Paul Buchheit reviews "The Secret Five-Step Plan to Privatize Everything." Here you will find much that needs to be repeated: nobody "does it on their own," "free marketeers" pose a false dichotomy between government and freedom, and governmental incompetence is just another tool with which to further destroy government. Key quotation, courtesy George Lakoff: "Individualism begins after the roads are built, after individualists have had an education, after medical research has cured their diseases."
I know I'm going to be swimming against the tide with this, but Ed Krayewski at Reason argues forcefully that we shouldn't blame Black Lives Matter for police officer deaths or the pro-life movement for the Planned Parenthood shootings.
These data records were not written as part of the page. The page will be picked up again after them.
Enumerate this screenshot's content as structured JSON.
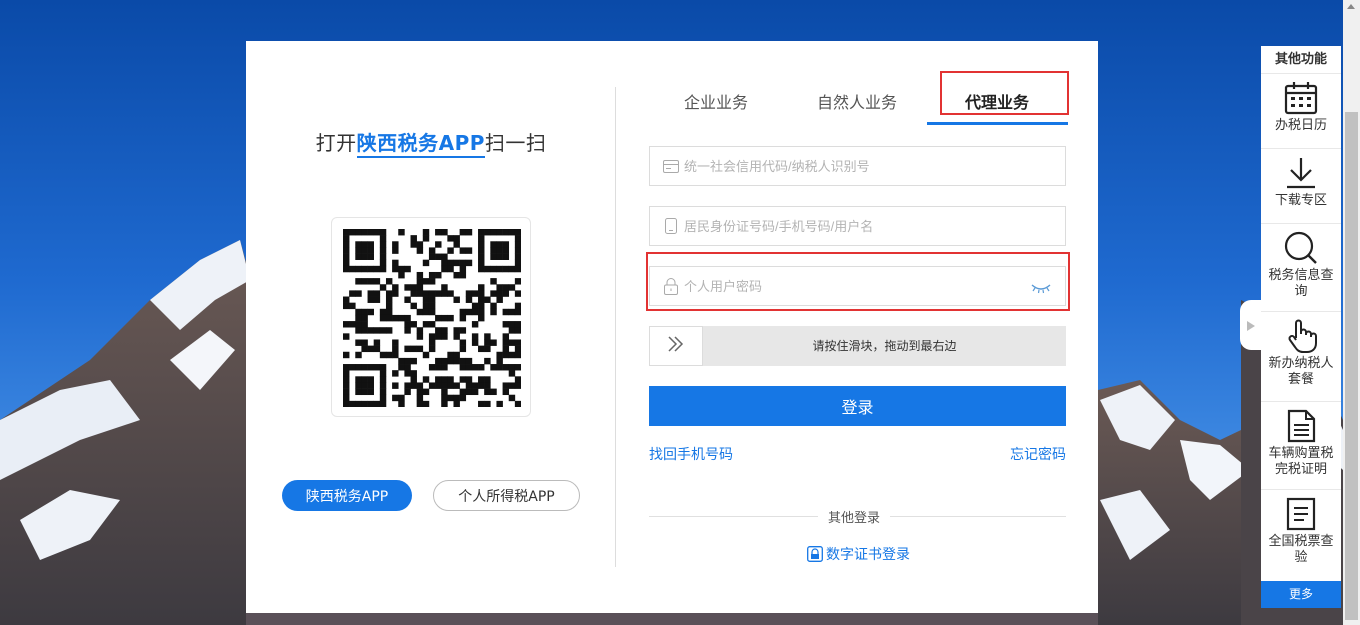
{
  "left": {
    "title_prefix": "打开",
    "title_brand": "陕西税务APP",
    "title_suffix": "扫一扫",
    "btn_app": "陕西税务APP",
    "btn_personal_tax": "个人所得税APP"
  },
  "tabs": [
    {
      "label": "企业业务"
    },
    {
      "label": "自然人业务"
    },
    {
      "label": "代理业务",
      "active": true
    }
  ],
  "form": {
    "credit_code_placeholder": "统一社会信用代码/纳税人识别号",
    "id_placeholder": "居民身份证号码/手机号码/用户名",
    "password_placeholder": "个人用户密码",
    "slider_text": "请按住滑块，拖动到最右边",
    "login_button": "登录",
    "recover_phone": "找回手机号码",
    "forgot_password": "忘记密码",
    "other_login": "其他登录",
    "cert_login": "数字证书登录"
  },
  "sidebar": {
    "title": "其他功能",
    "items": [
      {
        "label": "办税日历",
        "icon": "calendar-icon"
      },
      {
        "label": "下载专区",
        "icon": "download-icon"
      },
      {
        "label": "税务信息查询",
        "icon": "search-icon"
      },
      {
        "label": "新办纳税人套餐",
        "icon": "hand-pointer-icon"
      },
      {
        "label": "车辆购置税完税证明",
        "icon": "document-icon"
      },
      {
        "label": "全国税票查验",
        "icon": "receipt-icon"
      }
    ],
    "more": "更多"
  },
  "colors": {
    "primary": "#1677e5",
    "highlight": "#e23333"
  }
}
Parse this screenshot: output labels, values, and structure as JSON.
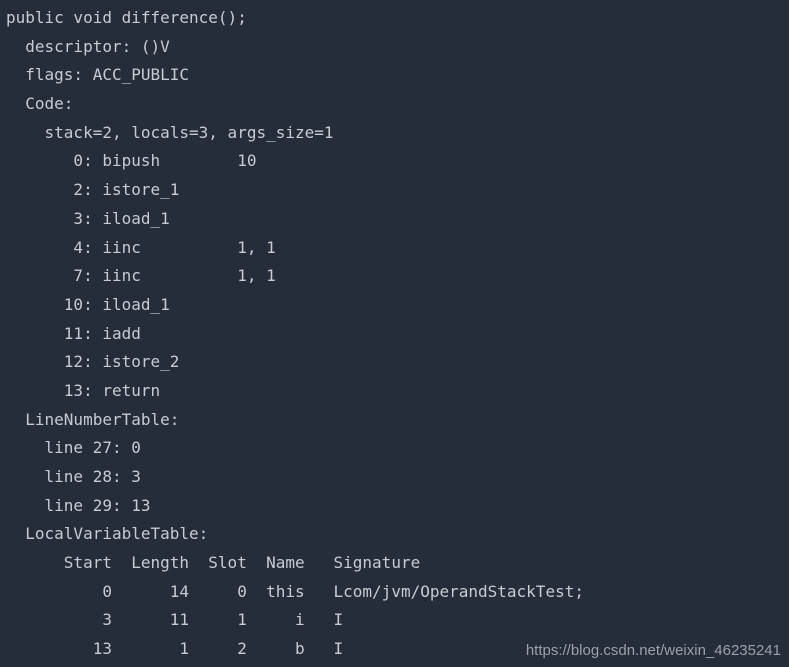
{
  "colors": {
    "background": "#262d3a",
    "text": "#c7ccd4",
    "watermark": "#9aa1ab"
  },
  "listing": {
    "title": "public void difference();",
    "descriptor_line": "  descriptor: ()V",
    "flags_line": "  flags: ACC_PUBLIC",
    "code_label": "  Code:",
    "code_attrs": "    stack=2, locals=3, args_size=1",
    "instructions": [
      {
        "offset": "0",
        "opcode": "bipush",
        "operands": "10"
      },
      {
        "offset": "2",
        "opcode": "istore_1",
        "operands": ""
      },
      {
        "offset": "3",
        "opcode": "iload_1",
        "operands": ""
      },
      {
        "offset": "4",
        "opcode": "iinc",
        "operands": "1, 1"
      },
      {
        "offset": "7",
        "opcode": "iinc",
        "operands": "1, 1"
      },
      {
        "offset": "10",
        "opcode": "iload_1",
        "operands": ""
      },
      {
        "offset": "11",
        "opcode": "iadd",
        "operands": ""
      },
      {
        "offset": "12",
        "opcode": "istore_2",
        "operands": ""
      },
      {
        "offset": "13",
        "opcode": "return",
        "operands": ""
      }
    ],
    "line_number_table": {
      "label": "  LineNumberTable:",
      "entries": [
        {
          "text": "    line 27: 0"
        },
        {
          "text": "    line 28: 3"
        },
        {
          "text": "    line 29: 13"
        }
      ]
    },
    "local_variable_table": {
      "label": "  LocalVariableTable:",
      "headers": [
        "Start",
        "Length",
        "Slot",
        "Name",
        "Signature"
      ],
      "header_line": "      Start  Length  Slot  Name   Signature",
      "rows": [
        {
          "start": "0",
          "length": "14",
          "slot": "0",
          "name": "this",
          "signature": "Lcom/jvm/OperandStackTest;"
        },
        {
          "start": "3",
          "length": "11",
          "slot": "1",
          "name": "i",
          "signature": "I"
        },
        {
          "start": "13",
          "length": "1",
          "slot": "2",
          "name": "b",
          "signature": "I"
        }
      ]
    }
  },
  "watermark": {
    "text": "https://blog.csdn.net/weixin_46235241"
  }
}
Saying Carly Fiorina has "blood on her hands" is inaccurate -- no matter her own sins in her comments afterward, Robert Dear and no one else has blood on his hands for that -- and we absolutely can't blur the line between murderer and enabler if we're going to restore this sick, immoral, and decadent society to health.
Max Berger at The Nation argues that we're seeing a lot of "white male terrorism" now because social justice movements are winning. The argument is quite attractive, but I have to hope he's right, because it sure does seem like all the enemies of progress has been in their "death throes" for more than a decade. Generally, I suspect we should avoid confusing violence with tipping points merely just because progress is hard-won and slow.
Finally, I think we have a winner in the "America's Biggest Asshole" sweepstakes, in the tale of a Mississippi man who shot a Waffle House waitress to death after she told him to stop smoking inside the restaurant. To reiterate: Johnny Mount shot Julie Brightwell because she told him to stop putting himself and those around him in danger of getting lung cancer, as he had already agreed to do merely by patronizing that establishment. Right-wingers constantly criticize college kids for being too "sensitive," but this guy personifies such "sensitivity," and no right-wingers will say so, because guns. Next: Donald Trump praises Mr. Mount's energy.